- Tu n'entends pas, il y a tellement de bruit autour de toi, celui de tes valves cardiaques est peut-être le plus bruyant.
- Marche. Tais-toi. Je te l'ai déjà dit, tais-toi.
- Tu ne sais pas, tu ne sais plus, peut-être n'as-tu jamais su que le souvenir lancinant d'une arme.
- Quelle arme, quel souvenir, tais-toi, marche et tais-toi.
- Tu ne veux pas, tu refuses de franchir la porte.
- Pas de porte. Commerce. Ressaisis-toi, lucide.
- Tu ne veux pas, tu ne veux pas te supporter saignant, aimant, tu penses que c'est incompatible. Le goût de ton sang est mirage. Sa composition ne l'est pas.
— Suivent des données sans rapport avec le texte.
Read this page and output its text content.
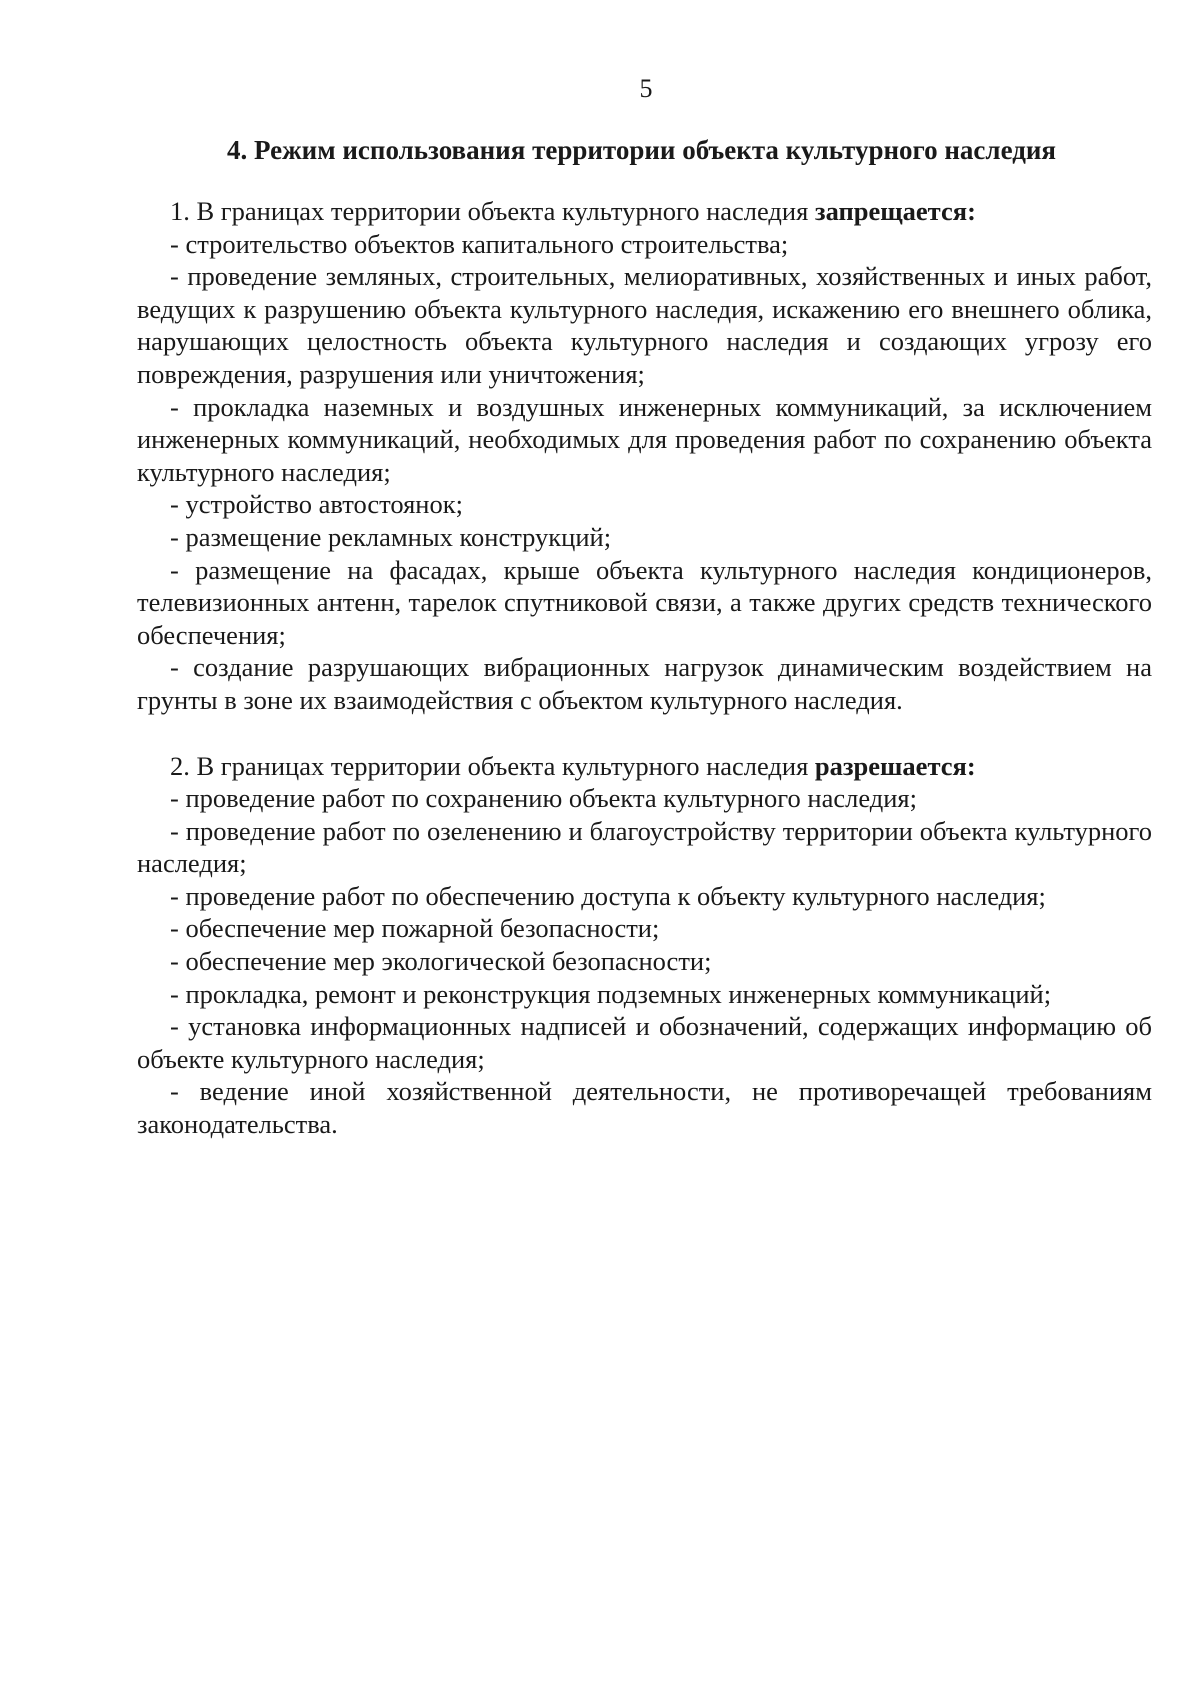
5
4. Режим использования территории объекта культурного наследия

1. В границах территории объекта культурного наследия запрещается:

- строительство объектов капитального строительства;

- проведение земляных, строительных, мелиоративных, хозяйственных и иных работ, ведущих к разрушению объекта культурного наследия, искажению его внешнего облика, нарушающих целостность объекта культурного наследия и создающих угрозу его повреждения, разрушения или уничтожения;

- прокладка наземных и воздушных инженерных коммуникаций, за исключением инженерных коммуникаций, необходимых для проведения работ по сохранению объекта культурного наследия;

- устройство автостоянок;

- размещение рекламных конструкций;

- размещение на фасадах, крыше объекта культурного наследия кондиционеров, телевизионных антенн, тарелок спутниковой связи, а также других средств технического обеспечения;

- создание разрушающих вибрационных нагрузок динамическим воздействием на грунты в зоне их взаимодействия с объектом культурного наследия.

2. В границах территории объекта культурного наследия разрешается:

- проведение работ по сохранению объекта культурного наследия;

- проведение работ по озеленению и благоустройству территории объекта культурного наследия;

- проведение работ по обеспечению доступа к объекту культурного наследия;

- обеспечение мер пожарной безопасности;

- обеспечение мер экологической безопасности;

- прокладка, ремонт и реконструкция подземных инженерных коммуникаций;

- установка информационных надписей и обозначений, содержащих информацию об объекте культурного наследия;

- ведение иной хозяйственной деятельности, не противоречащей требованиям законодательства.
- Je ne suis pas toi. Je ne suis pas.
- L'arme te fit la peau fragile à l'heure où elle t'assassina. Nous ne sommes qu'un temps.
- Femelle !
- Ces souvenirs que tu n'aurais pas, invente-les. Fouille. Et souviens-toi.
- Détache-moi ces neurones. Ça sent le roussi. Femelle !
- Femelle ? Qu'en sais-tu. Que sais-tu de ma voix.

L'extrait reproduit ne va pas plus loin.